Coming down this side was the fastest way to the bottom.
They’d been virtually scaling down the mountain without ropes for fifteen minutes. Booker and she didn’t talk because they couldn’t. In the back of her mind, Miranda knew Ashley would be in no condition to come back up this way. They’d have to go the long way out of the gulch. That meant miles of relatively flat river rock, hours of walking.
Or running.
She could see the bottom of the gulch. “Booker.” She gestured down the slope. “We need to find another way down.”
“This is how he came up,” Booker said.
“But he was coming uphill. He could use his momentum to pull himself up, grabbing trees for support. It’s nearly three hundred feet down. And the last fifty feet are boulders. It’s too dangerous.” She’d had too many of her team members injured over the years trying to get up and down the sometimes sheer face of the mountainside.
Booker didn’t look happy. “We could be far away before we find a better place.”
“It looks a little better over there. Then we’ll backtrack when we get to the bottom. But we need to hurry. We don’t know when he’ll be back.”
She turned, walking parallel to the canyon bottom. The wet dirt beneath the thick layer of pine needles made the stretch difficult. The air was cooler down here, and it didn’t help that the day had become overcast. Almost on cue, a fat raindrop hit her face.
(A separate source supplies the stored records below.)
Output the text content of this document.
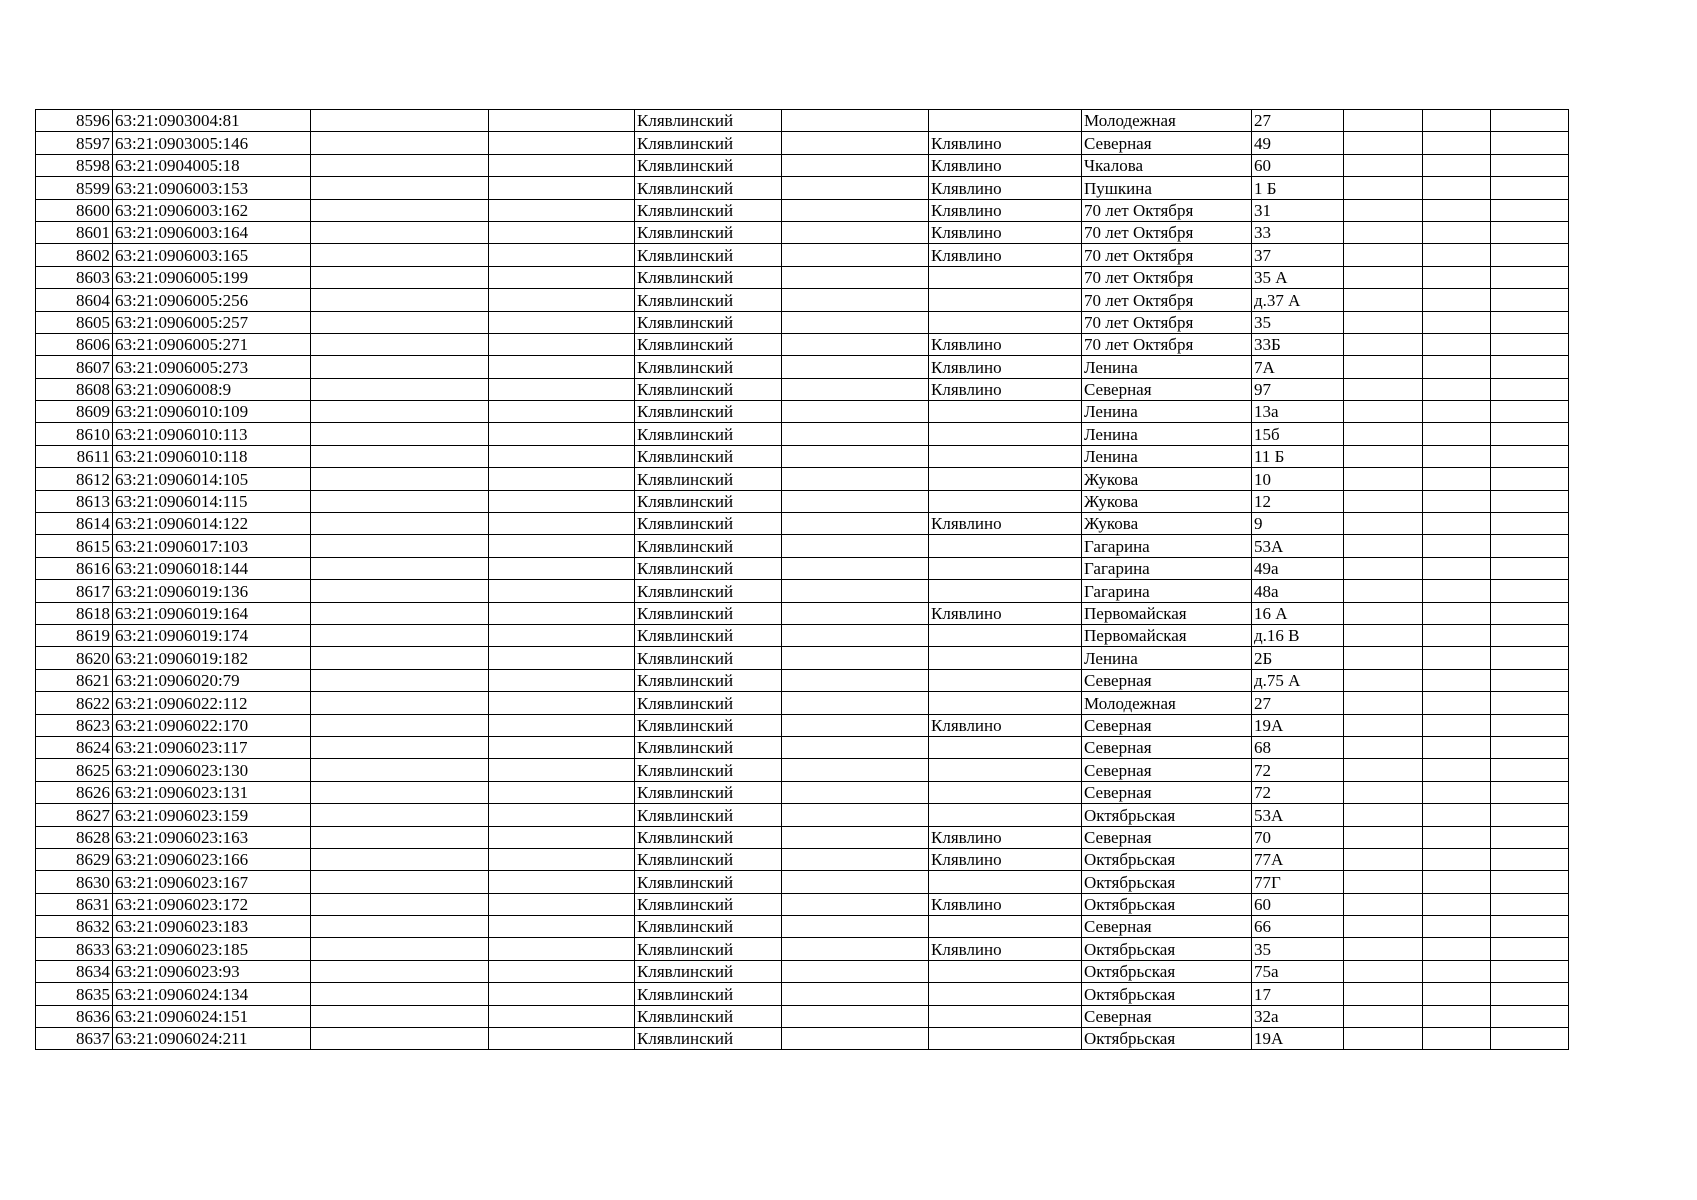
8596	63:21:0903004:81			Клявлинский			Молодежная	27			
8597	63:21:0903005:146			Клявлинский		Клявлино	Северная	49			
8598	63:21:0904005:18			Клявлинский		Клявлино	Чкалова	60			
8599	63:21:0906003:153			Клявлинский		Клявлино	Пушкина	1 Б			
8600	63:21:0906003:162			Клявлинский		Клявлино	70 лет Октября	31			
8601	63:21:0906003:164			Клявлинский		Клявлино	70 лет Октября	33			
8602	63:21:0906003:165			Клявлинский		Клявлино	70 лет Октября	37			
8603	63:21:0906005:199			Клявлинский			70 лет Октября	35 А			
8604	63:21:0906005:256			Клявлинский			70 лет Октября	д.37 А			
8605	63:21:0906005:257			Клявлинский			70 лет Октября	35			
8606	63:21:0906005:271			Клявлинский		Клявлино	70 лет Октября	33Б			
8607	63:21:0906005:273			Клявлинский		Клявлино	Ленина	7А			
8608	63:21:0906008:9			Клявлинский		Клявлино	Северная	97			
8609	63:21:0906010:109			Клявлинский			Ленина	13а			
8610	63:21:0906010:113			Клявлинский			Ленина	15б			
8611	63:21:0906010:118			Клявлинский			Ленина	11 Б			
8612	63:21:0906014:105			Клявлинский			Жукова	10			
8613	63:21:0906014:115			Клявлинский			Жукова	12			
8614	63:21:0906014:122			Клявлинский		Клявлино	Жукова	9			
8615	63:21:0906017:103			Клявлинский			Гагарина	53А			
8616	63:21:0906018:144			Клявлинский			Гагарина	49а			
8617	63:21:0906019:136			Клявлинский			Гагарина	48а			
8618	63:21:0906019:164			Клявлинский		Клявлино	Первомайская	16 А			
8619	63:21:0906019:174			Клявлинский			Первомайская	д.16 В			
8620	63:21:0906019:182			Клявлинский			Ленина	2Б			
8621	63:21:0906020:79			Клявлинский			Северная	д.75 А			
8622	63:21:0906022:112			Клявлинский			Молодежная	27			
8623	63:21:0906022:170			Клявлинский		Клявлино	Северная	19А			
8624	63:21:0906023:117			Клявлинский			Северная	68			
8625	63:21:0906023:130			Клявлинский			Северная	72			
8626	63:21:0906023:131			Клявлинский			Северная	72			
8627	63:21:0906023:159			Клявлинский			Октябрьская	53А			
8628	63:21:0906023:163			Клявлинский		Клявлино	Северная	70			
8629	63:21:0906023:166			Клявлинский		Клявлино	Октябрьская	77А			
8630	63:21:0906023:167			Клявлинский			Октябрьская	77Г			
8631	63:21:0906023:172			Клявлинский		Клявлино	Октябрьская	60			
8632	63:21:0906023:183			Клявлинский			Северная	66			
8633	63:21:0906023:185			Клявлинский		Клявлино	Октябрьская	35			
8634	63:21:0906023:93			Клявлинский			Октябрьская	75а			
8635	63:21:0906024:134			Клявлинский			Октябрьская	17			
8636	63:21:0906024:151			Клявлинский			Северная	32а			
8637	63:21:0906024:211			Клявлинский			Октябрьская	19А			
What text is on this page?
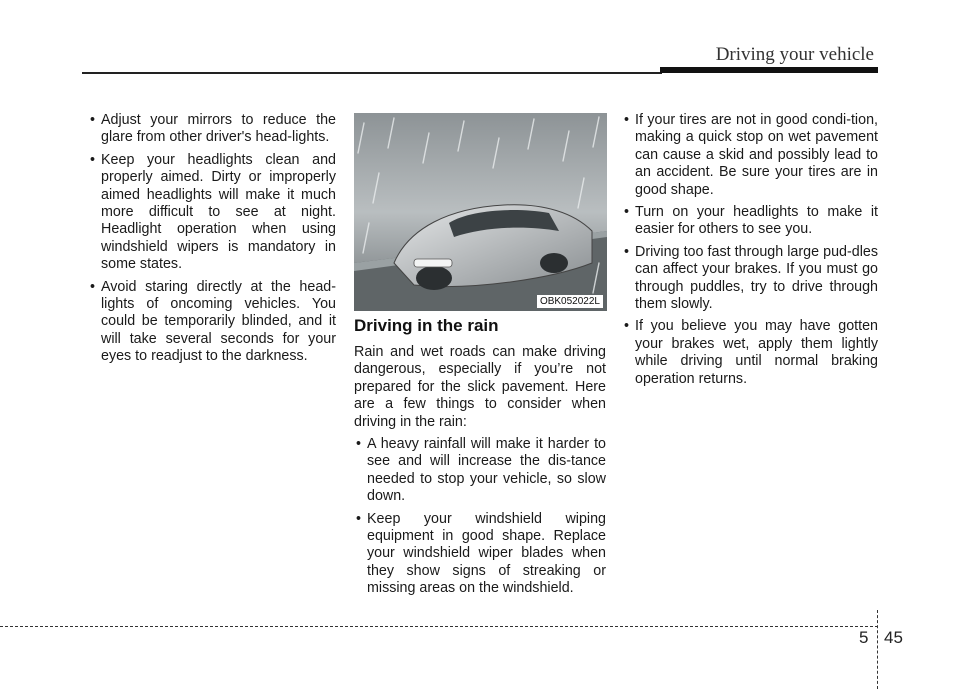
Driving your vehicle
• Adjust your mirrors to reduce the glare from other driver's head-lights.
• Keep your headlights clean and properly aimed. Dirty or improperly aimed headlights will make it much more difficult to see at night. Headlight operation when using windshield wipers is mandatory in some states.
• Avoid staring directly at the head-lights of oncoming vehicles. You could be temporarily blinded, and it will take several seconds for your eyes to readjust to the darkness.
OBK052022L
Driving in the rain

Rain and wet roads can make driving dangerous, especially if you’re not prepared for the slick pavement. Here are a few things to consider when driving in the rain:

• A heavy rainfall will make it harder to see and will increase the dis-tance needed to stop your vehicle, so slow down.
• Keep your windshield wiping equipment in good shape. Replace your windshield wiper blades when they show signs of streaking or missing areas on the windshield.
• If your tires are not in good condi-tion, making a quick stop on wet pavement can cause a skid and possibly lead to an accident. Be sure your tires are in good shape.
• Turn on your headlights to make it easier for others to see you.
• Driving too fast through large pud-dles can affect your brakes. If you must go through puddles, try to drive through them slowly.
• If you believe you may have gotten your brakes wet, apply them lightly while driving until normal braking operation returns.
5 45
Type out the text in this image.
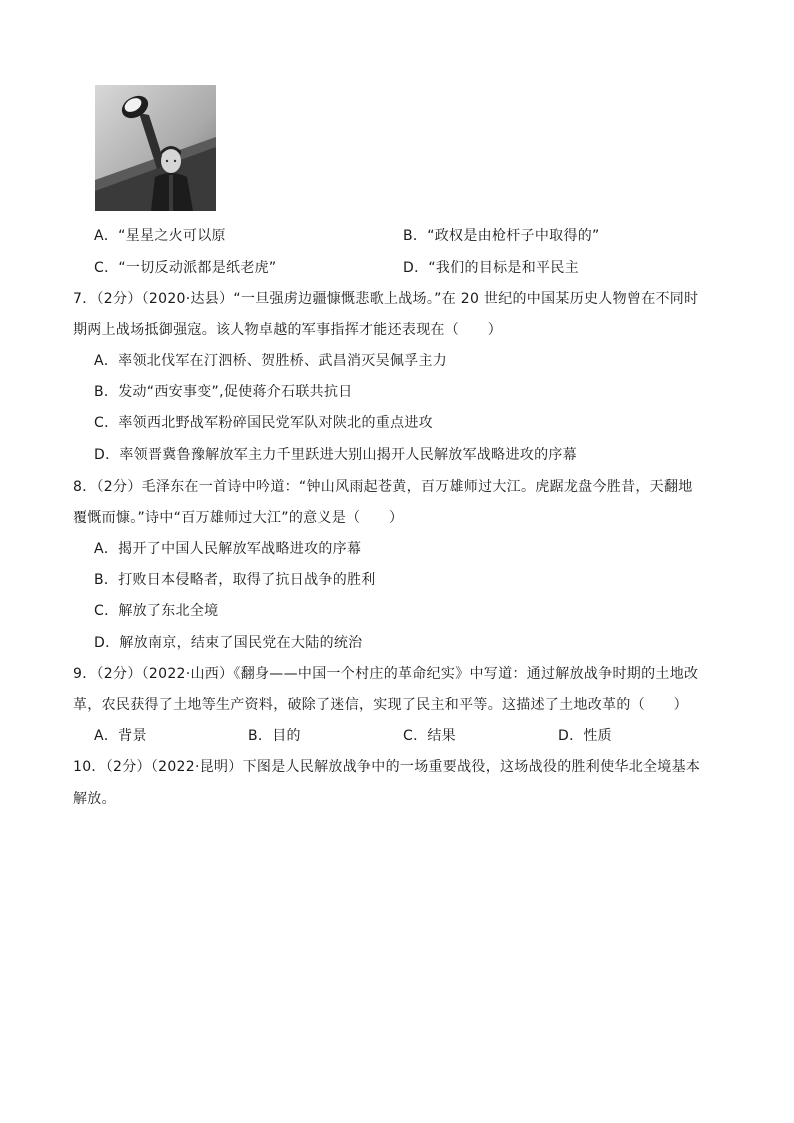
A．“星星之火可以原	B．“政权是由枪杆子中取得的”
C．“一切反动派都是纸老虎”	D．“我们的目标是和平民主
7．（2分）（2020·达县）“一旦强虏边疆慷慨悲歌上战场。”在 20 世纪的中国某历史人物曾在不同时
期两上战场抵御强寇。该人物卓越的军事指挥才能还表现在（　　）
A．率领北伐军在汀泗桥、贺胜桥、武昌消灭吴佩孚主力
B．发动“西安事变”,促使蒋介石联共抗日
C．率领西北野战军粉碎国民党军队对陕北的重点进攻
D．率领晋冀鲁豫解放军主力千里跃进大别山揭开人民解放军战略进攻的序幕
8．（2分）毛泽东在一首诗中吟道：“钟山风雨起苍黄，百万雄师过大江。虎踞龙盘今胜昔，天翻地
覆慨而慷。”诗中“百万雄师过大江”的意义是（　　）
A．揭开了中国人民解放军战略进攻的序幕
B．打败日本侵略者，取得了抗日战争的胜利
C．解放了东北全境
D．解放南京，结束了国民党在大陆的统治
9．（2分）（2022·山西）《翻身——中国一个村庄的革命纪实》中写道：通过解放战争时期的土地改
革，农民获得了土地等生产资料，破除了迷信，实现了民主和平等。这描述了土地改革的（　　）
A．背景	B．目的	C．结果	D．性质
10．（2分）（2022·昆明）下图是人民解放战争中的一场重要战役，这场战役的胜利使华北全境基本
解放。
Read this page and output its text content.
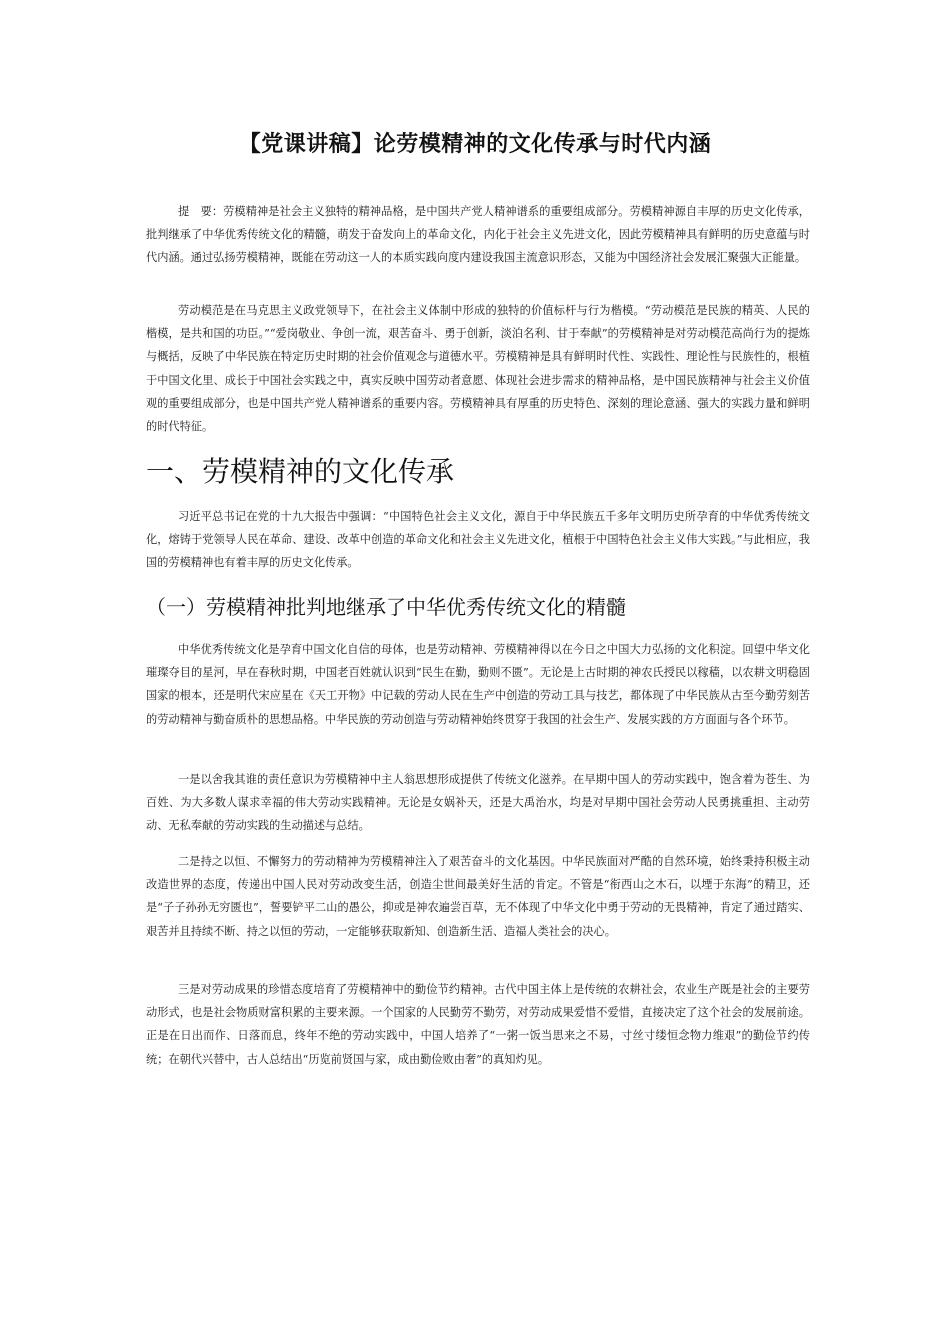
【党课讲稿】论劳模精神的文化传承与时代内涵

提　要：劳模精神是社会主义独特的精神品格，是中国共产党人精神谱系的重要组成部分。劳模精神源自丰厚的历史文化传承，批判继承了中华优秀传统文化的精髓，萌发于奋发向上的革命文化，内化于社会主义先进文化，因此劳模精神具有鲜明的历史意蕴与时代内涵。通过弘扬劳模精神，既能在劳动这一人的本质实践向度内建设我国主流意识形态，又能为中国经济社会发展汇聚强大正能量。

劳动模范是在马克思主义政党领导下，在社会主义体制中形成的独特的价值标杆与行为楷模。“劳动模范是民族的精英、人民的楷模，是共和国的功臣。”“爱岗敬业、争创一流，艰苦奋斗、勇于创新，淡泊名利、甘于奉献”的劳模精神是对劳动模范高尚行为的提炼与概括，反映了中华民族在特定历史时期的社会价值观念与道德水平。劳模精神是具有鲜明时代性、实践性、理论性与民族性的，根植于中国文化里、成长于中国社会实践之中，真实反映中国劳动者意愿、体现社会进步需求的精神品格，是中国民族精神与社会主义价值观的重要组成部分，也是中国共产党人精神谱系的重要内容。劳模精神具有厚重的历史特色、深刻的理论意涵、强大的实践力量和鲜明的时代特征。

一、劳模精神的文化传承

习近平总书记在党的十九大报告中强调：“中国特色社会主义文化，源自于中华民族五千多年文明历史所孕育的中华优秀传统文化，熔铸于党领导人民在革命、建设、改革中创造的革命文化和社会主义先进文化，植根于中国特色社会主义伟大实践。”与此相应，我国的劳模精神也有着丰厚的历史文化传承。

（一）劳模精神批判地继承了中华优秀传统文化的精髓

中华优秀传统文化是孕育中国文化自信的母体，也是劳动精神、劳模精神得以在今日之中国大力弘扬的文化积淀。回望中华文化璀璨夺目的星河，早在春秋时期，中国老百姓就认识到“民生在勤，勤则不匮”。无论是上古时期的神农氏授民以稼穑，以农耕文明稳固国家的根本，还是明代宋应星在《天工开物》中记载的劳动人民在生产中创造的劳动工具与技艺，都体现了中华民族从古至今勤劳刻苦的劳动精神与勤奋质朴的思想品格。中华民族的劳动创造与劳动精神始终贯穿于我国的社会生产、发展实践的方方面面与各个环节。

一是以舍我其谁的责任意识为劳模精神中主人翁思想形成提供了传统文化滋养。在早期中国人的劳动实践中，饱含着为苍生、为百姓、为大多数人谋求幸福的伟大劳动实践精神。无论是女娲补天，还是大禹治水，均是对早期中国社会劳动人民勇挑重担、主动劳动、无私奉献的劳动实践的生动描述与总结。

二是持之以恒、不懈努力的劳动精神为劳模精神注入了艰苦奋斗的文化基因。中华民族面对严酷的自然环境，始终秉持积极主动改造世界的态度，传递出中国人民对劳动改变生活，创造尘世间最美好生活的肯定。不管是“衔西山之木石，以堙于东海”的精卫，还是“子子孙孙无穷匮也”，誓要铲平二山的愚公，抑或是神农遍尝百草，无不体现了中华文化中勇于劳动的无畏精神，肯定了通过踏实、艰苦并且持续不断、持之以恒的劳动，一定能够获取新知、创造新生活、造福人类社会的决心。

三是对劳动成果的珍惜态度培育了劳模精神中的勤俭节约精神。古代中国主体上是传统的农耕社会，农业生产既是社会的主要劳动形式，也是社会物质财富积累的主要来源。一个国家的人民勤劳不勤劳，对劳动成果爱惜不爱惜，直接决定了这个社会的发展前途。正是在日出而作、日落而息，终年不绝的劳动实践中，中国人培养了“一粥一饭当思来之不易，寸丝寸缕恒念物力维艰”的勤俭节约传统；在朝代兴替中，古人总结出“历览前贤国与家，成由勤俭败由奢”的真知灼见。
“Watch out. The moisture is going to make the needles slippery,” she told Booker.
“Miranda, I’ve lived here my entire life. I know the mountains.”
“Sorry,” she mumbled.
He flashed her a smile. “Let’s go down here.” He pointed to a slope that didn’t look much safer than the area they’d passed up. Lots of pine needles, a few fallen trees, the occasional protruding boulder. And a sharp angle downward.
“You sure?” She looked in the direction they were walking. There didn’t seem a better place within sight.
“Absolutely. See how it slopes at the bottom? It’s just the next fifty feet that’ll be difficult.”
“All right.” She wasn’t as confident, but another drop of water hit her face. She feared time was running out.
Booker started down first. She followed in his footholds, keeping her body nearly flush with the mountainside to maintain her balance.